Posted: Wednesday, March 17, 2004

In his entire life of 14 years, he had never once seen an African slave or a

plantation; but William Noah Thomson knew racial bigotry. He had suffered

the impact of cruel jokes because of his mother's heritage. In America of

the mid-1800s, the offspring of an Irishman and his Cherokee spouse became

the target of all the hatred felt for the parents.

And yet, he understood that to be a part of the new nation forming he must

make sacrifice, force himself to forge ahead and declare his freedom from

the past. And so, in 1861, he joined the ranks of the Confederacy in what he

perceived as a fight for states' rights and the freedom of the individual

farmer.

When he returned five years later, he vowed to never again raise a weapon

against another human. It was a decision his father had made almost 20 years

previous when he left Down County, Ireland. As a member of the Irish

Republican Brotherhood, Joseph Thomson had taken the lives of British

soldiers in a fight for Ireland's freedom until the night that he held a

young officer in his arms and watched him die. The next day, with a fresh

fervor for life in his heart, he left for a new future in America.

Both of these ancestors of mine fought a war of personal conviction, not

political expediency. When they realized that the cause they fought for was

lost and its pursuit would lead to further harm, they gave up the fight,

accepted their current condition and devoted all of their energy to the

future. It is a lesson that certain modern heritage groups would do well to

learn.

The people of Georgia and Columbia County have spoken in a loud,

intelligible voice and said "enough! The flag stays." Yet some groups want

to keep that wound open and bleeding. With the celebration of St. Patrick's

Day and this event being almost consecutive, it awakens some new realization

of what both actually symbolize.

My pride in my heritage comes from respect of the character and moral

fortitude my ancestors possessed, in the dedication they had to those

values, and from their willingness to fight in order to defend what they

conceived as a threat to their freedoms. It is a respect that was engrained

in my character by my parents, and it cannot be erased with the changing of

a flag or the smudging of historical facts.

My heritage is not encompassed in the shape, color or design of the state

flag. The celebration of our ancestors should be marked by our own character

and devotion to their ethics - not by the color of a piece of cloth.

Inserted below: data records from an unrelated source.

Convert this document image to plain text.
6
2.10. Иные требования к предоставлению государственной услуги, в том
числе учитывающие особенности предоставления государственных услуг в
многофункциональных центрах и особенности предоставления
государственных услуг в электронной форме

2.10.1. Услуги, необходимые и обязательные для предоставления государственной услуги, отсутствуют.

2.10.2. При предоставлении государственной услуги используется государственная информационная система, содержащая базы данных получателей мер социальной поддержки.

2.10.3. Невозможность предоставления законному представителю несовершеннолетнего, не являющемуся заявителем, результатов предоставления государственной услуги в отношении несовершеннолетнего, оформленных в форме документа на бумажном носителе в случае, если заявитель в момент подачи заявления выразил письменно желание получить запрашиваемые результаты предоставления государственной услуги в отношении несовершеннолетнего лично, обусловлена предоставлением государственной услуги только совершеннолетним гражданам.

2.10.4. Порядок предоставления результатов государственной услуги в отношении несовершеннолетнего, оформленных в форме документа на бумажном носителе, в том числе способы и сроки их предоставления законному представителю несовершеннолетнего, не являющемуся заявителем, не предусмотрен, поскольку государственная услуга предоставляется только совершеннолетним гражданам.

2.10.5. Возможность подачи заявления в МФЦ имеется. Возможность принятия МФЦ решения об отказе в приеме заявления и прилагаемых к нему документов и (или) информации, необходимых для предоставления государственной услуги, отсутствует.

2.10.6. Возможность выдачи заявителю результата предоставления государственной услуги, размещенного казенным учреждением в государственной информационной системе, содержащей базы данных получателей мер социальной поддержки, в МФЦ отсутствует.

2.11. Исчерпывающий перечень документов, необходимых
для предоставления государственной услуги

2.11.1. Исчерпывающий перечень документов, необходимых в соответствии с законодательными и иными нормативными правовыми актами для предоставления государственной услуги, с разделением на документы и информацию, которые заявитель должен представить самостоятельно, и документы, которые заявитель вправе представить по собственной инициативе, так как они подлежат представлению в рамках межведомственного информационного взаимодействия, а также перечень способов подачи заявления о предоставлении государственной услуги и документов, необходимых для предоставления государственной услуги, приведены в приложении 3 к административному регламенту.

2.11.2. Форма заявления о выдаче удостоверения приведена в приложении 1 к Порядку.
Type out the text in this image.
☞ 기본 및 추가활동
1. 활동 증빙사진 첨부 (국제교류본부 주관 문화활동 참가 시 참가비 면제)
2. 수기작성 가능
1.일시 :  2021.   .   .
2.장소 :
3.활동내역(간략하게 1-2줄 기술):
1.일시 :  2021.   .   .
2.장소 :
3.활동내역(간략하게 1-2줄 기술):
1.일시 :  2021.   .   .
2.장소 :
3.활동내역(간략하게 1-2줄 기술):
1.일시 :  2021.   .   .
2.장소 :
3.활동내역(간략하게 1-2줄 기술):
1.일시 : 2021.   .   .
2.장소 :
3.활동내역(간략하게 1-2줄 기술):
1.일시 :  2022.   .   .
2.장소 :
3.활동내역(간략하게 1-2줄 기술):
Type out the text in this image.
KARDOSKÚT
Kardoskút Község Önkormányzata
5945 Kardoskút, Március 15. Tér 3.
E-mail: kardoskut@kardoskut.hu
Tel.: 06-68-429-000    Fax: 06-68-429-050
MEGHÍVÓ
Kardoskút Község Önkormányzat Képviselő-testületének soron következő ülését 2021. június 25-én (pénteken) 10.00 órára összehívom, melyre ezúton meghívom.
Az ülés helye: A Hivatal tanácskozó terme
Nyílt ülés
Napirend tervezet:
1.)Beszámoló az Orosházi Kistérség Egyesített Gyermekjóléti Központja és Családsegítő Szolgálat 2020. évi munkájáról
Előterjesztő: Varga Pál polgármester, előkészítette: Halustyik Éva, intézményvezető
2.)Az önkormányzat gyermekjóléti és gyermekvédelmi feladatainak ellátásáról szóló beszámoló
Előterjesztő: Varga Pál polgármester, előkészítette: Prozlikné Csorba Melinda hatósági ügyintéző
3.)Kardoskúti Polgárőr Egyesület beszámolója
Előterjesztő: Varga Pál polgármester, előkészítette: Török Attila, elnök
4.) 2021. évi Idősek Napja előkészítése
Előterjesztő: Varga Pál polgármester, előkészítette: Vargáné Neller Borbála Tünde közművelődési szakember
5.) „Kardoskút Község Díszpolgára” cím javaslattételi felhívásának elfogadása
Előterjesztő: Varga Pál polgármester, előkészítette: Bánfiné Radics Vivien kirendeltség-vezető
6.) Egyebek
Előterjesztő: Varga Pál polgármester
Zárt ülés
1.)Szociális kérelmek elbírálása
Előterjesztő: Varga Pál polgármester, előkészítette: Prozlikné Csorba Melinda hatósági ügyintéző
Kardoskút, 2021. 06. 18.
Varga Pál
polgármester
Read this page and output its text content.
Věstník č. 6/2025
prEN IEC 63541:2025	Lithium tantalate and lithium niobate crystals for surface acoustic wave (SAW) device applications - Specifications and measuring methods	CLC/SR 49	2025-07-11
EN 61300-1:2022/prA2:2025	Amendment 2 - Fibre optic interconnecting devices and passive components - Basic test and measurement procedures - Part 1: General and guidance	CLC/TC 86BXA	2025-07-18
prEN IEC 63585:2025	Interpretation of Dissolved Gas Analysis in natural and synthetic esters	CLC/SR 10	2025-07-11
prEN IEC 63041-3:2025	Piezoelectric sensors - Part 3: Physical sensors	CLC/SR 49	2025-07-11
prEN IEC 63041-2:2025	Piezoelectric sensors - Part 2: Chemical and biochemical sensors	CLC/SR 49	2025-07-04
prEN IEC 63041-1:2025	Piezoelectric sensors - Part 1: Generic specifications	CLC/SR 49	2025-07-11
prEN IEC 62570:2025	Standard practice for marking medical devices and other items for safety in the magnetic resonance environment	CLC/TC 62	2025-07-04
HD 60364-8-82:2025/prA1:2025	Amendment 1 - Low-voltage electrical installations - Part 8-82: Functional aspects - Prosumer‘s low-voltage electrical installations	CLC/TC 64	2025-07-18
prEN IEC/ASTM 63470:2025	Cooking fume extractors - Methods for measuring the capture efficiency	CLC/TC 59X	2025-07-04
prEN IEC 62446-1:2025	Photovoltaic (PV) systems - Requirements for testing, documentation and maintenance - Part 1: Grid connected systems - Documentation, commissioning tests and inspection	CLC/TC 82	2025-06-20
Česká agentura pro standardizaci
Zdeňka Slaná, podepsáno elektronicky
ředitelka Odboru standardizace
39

The fact that some groups feel their heritage threatened by this change

reveals two flaws in their own evaluation of the event. They have exposed by

their actions both a false sense of conviction, as well as a

misunderstanding of their own state's history. If these groups have so

little faith in the worth of their ancestors that the changing of the flag

will destroy that faith, then they are fighting a losing cause based on a

weak sense of conviction.

Secondly, by insisting that their own heritage be the representative symbol

for the state of Georgia, they discount the ancestry of thousands of

Georgians. The same pride that I feel for my Cherokee, Irish or Confederate

forefathers is felt by my neighbor for his own African, Spanish or Chinese

ancestors; and no doubt their forefathers made equal contributions to this

state and this area. I cannot negate the justification of my neighbor's

feelings by making my own paramount.

It is time for these groups to recognize what our forefathers came to

realize so long ago: the good general knows when the battle is lost, gathers

his troops and marches in another direction. This state is faced with vast

problems in education, budget, crime and environment. Our prisons are

overcrowded, our children are faced with violence in school and the nation

is under threat of attack every day. It is time that we cease glorifying our

disharmony and celebrate our unification as a people.

There are other, more important fights that must be fought with enemies

hidden and intangible. In the same way that our Confederate ancestors rolled

up their sleeves and grabbed their plows, the people of this state need to

devote their energies toward the work lying ahead of us. We need to embrace

the future more than we savor the past.